Observe an existing situation and makes inferences.

• Case Control: Study of existing groups differing on outcome (ex: patients with disease vs w/o)
• Cross-sectional: (prevalence) Study observing patients at a single point in time
• Cohort: Study that follows a group of similar individuals who differ with respect to certain factors, to determine how those factors affect an outcome of interest
##### Experimental

Researcher randomly assigns individuals to treatment groups.

• Randomization: Technique used to select samples that keeps certain variables constant across groups (standardization) so true effect can be observed
• Placebo: Treatment given to a group that has no therapeutic effect
• Blinding: Treatment assignment is unknown to patient, doctor, or both
##### Hypothesis

Detailed prediction of a scientific question that can be tested.

• Null hypothesis: There is no relationship among the groups
• Alternative hypothesis: There is a relationship among groups
• P-value: Probability that the test shows a difference among the comparisons, assuming the null is true
##### Sample Size Justification

Method to ensure there are enough observations to find a statistical difference between groups when they are, in fact, biologically different.

Significance level (α): Threshold with which null hypothesis is rejected.

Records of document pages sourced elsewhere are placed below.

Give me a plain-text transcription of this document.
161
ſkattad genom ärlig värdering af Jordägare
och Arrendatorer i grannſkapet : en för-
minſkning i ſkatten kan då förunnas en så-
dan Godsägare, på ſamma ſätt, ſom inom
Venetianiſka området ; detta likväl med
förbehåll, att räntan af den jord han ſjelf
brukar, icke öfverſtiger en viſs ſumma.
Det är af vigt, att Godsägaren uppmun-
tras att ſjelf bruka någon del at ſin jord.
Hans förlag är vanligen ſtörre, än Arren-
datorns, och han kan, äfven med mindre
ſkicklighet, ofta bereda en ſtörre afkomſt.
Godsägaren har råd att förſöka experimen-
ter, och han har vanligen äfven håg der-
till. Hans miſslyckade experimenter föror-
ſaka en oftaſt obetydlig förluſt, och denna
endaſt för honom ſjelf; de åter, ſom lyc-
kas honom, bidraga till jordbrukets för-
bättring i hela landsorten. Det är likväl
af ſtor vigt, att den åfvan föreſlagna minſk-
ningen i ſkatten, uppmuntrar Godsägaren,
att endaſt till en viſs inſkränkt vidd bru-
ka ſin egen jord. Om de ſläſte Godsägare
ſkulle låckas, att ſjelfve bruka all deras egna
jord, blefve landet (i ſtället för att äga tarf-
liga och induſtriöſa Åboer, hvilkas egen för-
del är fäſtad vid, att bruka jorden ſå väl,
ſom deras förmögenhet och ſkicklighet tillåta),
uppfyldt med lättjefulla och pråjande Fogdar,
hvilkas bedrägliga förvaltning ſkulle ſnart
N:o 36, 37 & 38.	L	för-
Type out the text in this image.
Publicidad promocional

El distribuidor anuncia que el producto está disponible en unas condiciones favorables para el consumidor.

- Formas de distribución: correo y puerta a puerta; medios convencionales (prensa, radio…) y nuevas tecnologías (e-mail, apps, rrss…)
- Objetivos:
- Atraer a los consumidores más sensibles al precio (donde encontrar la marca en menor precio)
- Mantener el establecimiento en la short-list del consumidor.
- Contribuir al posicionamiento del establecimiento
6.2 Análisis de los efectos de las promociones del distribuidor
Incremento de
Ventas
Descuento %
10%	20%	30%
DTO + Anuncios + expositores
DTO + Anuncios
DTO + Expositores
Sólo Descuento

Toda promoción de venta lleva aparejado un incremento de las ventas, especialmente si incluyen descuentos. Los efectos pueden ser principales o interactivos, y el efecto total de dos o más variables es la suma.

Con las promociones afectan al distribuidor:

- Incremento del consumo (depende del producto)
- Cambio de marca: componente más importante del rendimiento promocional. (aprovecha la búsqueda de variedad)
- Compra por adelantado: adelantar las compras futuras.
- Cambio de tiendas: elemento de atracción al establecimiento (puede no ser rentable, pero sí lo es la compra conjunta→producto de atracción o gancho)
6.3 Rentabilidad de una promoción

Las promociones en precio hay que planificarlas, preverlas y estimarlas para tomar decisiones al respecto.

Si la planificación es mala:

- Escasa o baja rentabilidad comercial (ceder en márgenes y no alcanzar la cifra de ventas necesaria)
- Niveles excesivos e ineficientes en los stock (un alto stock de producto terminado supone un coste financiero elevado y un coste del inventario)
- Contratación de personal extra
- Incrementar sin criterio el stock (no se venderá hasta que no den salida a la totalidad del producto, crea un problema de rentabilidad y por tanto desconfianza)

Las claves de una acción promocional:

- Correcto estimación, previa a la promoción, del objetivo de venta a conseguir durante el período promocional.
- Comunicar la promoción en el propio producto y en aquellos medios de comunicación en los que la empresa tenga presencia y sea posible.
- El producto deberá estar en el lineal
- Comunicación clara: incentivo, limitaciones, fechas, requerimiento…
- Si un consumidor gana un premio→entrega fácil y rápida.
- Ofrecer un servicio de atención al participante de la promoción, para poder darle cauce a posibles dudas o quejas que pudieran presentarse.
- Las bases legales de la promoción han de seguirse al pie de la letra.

Standard values for α include 0.05, 0.01, 0.001

• If the p-value is less than or equal to α, the null hypothesis is rejected
• If the p-value is greater than α, we fail to reject the null hypothesis

Power: Ability to detect a difference when a difference truly exists

Effect size: Clinically meaningful difference between comparisons

### Study Analysis

#### Bias

Any systematic error that can occur in multiple areas of a study, (e.g., study design, measurement technique, and or analyses) which will either over or under estimate a parameter and to false conclusions.

#### Descriptive Statistics

Characterizing data using graphs, tables, numerical summaries.

Measure of Location
Mean: Average of the data Median: Middle point of the data Mode: Most occurring data point
Standard deviation: Deviation of the data in a sample Interquartile Range: Difference between the 75th percentile and the 25th percentile Range: Difference between the largest and smallest values

Outliers: Very extreme data points

Frequency: The proportions of values within a single variable

#### Inferential Statistics

Drawing conclusions about populations based on samples

• Confidence Intervals: Combining the sample statistics and standard errors to estimate population parameters
• Standard error: Uncertainty of the sample mean
• Statistical Tests: Tests used to quantify the similarity between comparisons
• Statistical test performed depends on variable type, number of comparisons, and underlying distribution of population
• Number of comparisons can be between two or more groups, independent or paired
• Distribution of population can be parametric (normally distributed), or non-parametric (no assumed distribution)
• Types of statistical tests: ttests, ztests, ftests, Chi-squared, ANOVA, Regression, Correlation, etc.